Norm outlined some of the details of his practice to them. I wonder, these years later, how many of them implemented any of them. I’m sure some did.
So, take a deep breath and don’t let a condemning voice say you’re a slacker. Remember, we all have 24 hours in our day. Here are a few things you might consider for some of your practice time.
Listen to a song that has a conspicuous piano part. Could be the opening of “Cornerstone”. Or the start of Kristene DiMarco’s “It Is Well.” Sit at your keyboard and play exactly what was played in the recording. No extra notes. No left hand activity that wasn’t on the recording. Make it just as sparse as the original. Then play it in a different key. Up a 5th. Down a 3rd. Do the same voicings still sound good? What changes do you need to make?
Practice key changes. I’m not talking 90’s modulations up a step before the last chorus (careful, I wrote some of those songs), but key changes like the ones we often make between our songs during our worship sets. From D to G. From A to E. You know. Those guitar-friendly keys. One of my favorite devices for those moments is to play the hook/intro figure/lead line for the upcoming song in the current key.
The opening progression of “Great Are You Lord” from All Sons & Daughters is a perfect example. That progression moves from 4 to 6 to 5. Play that progression in whatever key you’re leaving. Create a specific melody above the chords. Then start the progression in the needed key. Play that same melody in the new key. Next, choose a random starting key and move to that key. This a great exercise and can prove invaluable when your worship leader or pastor looks your way and gives you the “Get us to the right key!” look. If you’ve spent some time practicing these progressions, these connections, you may find that your heart rate doesn’t increase by 20 beats per minute and that, without much effort, you’ve established the new key. Yes!
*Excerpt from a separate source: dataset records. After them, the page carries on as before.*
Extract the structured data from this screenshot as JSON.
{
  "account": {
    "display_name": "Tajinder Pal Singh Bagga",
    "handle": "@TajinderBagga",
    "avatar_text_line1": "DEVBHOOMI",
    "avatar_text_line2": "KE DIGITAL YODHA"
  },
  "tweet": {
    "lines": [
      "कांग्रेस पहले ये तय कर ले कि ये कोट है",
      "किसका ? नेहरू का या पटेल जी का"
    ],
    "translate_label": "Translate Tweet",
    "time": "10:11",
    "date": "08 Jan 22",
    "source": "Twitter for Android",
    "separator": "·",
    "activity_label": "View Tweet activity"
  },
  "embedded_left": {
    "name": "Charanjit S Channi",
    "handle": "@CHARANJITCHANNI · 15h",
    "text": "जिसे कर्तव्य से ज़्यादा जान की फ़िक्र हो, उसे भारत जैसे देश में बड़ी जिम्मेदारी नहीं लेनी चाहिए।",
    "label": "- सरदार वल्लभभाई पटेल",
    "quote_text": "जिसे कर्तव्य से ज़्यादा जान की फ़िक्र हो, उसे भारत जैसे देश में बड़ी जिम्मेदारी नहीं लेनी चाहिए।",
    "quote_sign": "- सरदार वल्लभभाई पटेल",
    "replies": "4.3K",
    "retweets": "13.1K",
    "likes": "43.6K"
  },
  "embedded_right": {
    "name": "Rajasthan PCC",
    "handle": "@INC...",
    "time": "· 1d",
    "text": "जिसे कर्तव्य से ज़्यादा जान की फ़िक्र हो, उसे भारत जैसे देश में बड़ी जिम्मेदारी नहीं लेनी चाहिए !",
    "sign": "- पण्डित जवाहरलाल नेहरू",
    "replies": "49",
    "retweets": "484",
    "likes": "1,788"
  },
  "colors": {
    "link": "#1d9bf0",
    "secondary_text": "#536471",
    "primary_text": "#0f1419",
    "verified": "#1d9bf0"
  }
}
You are remarkable. You are capable of lifelong learning. Whatever your age. Whatever keyboard you have. Think about what you might have found awkward last time you played on your worship team. Was it challenging to find the right sound you wanted? Did you forget that melody you were supposed to play after the first chorus? Is it still challenging for you to create parts using pad sounds? Everyone has challenges. Even Norm Stockton. He practices regularly. You and I should too. Today’s a great day to start. You have 24 hours. Straighten that text neck and have a seat at your keyboard.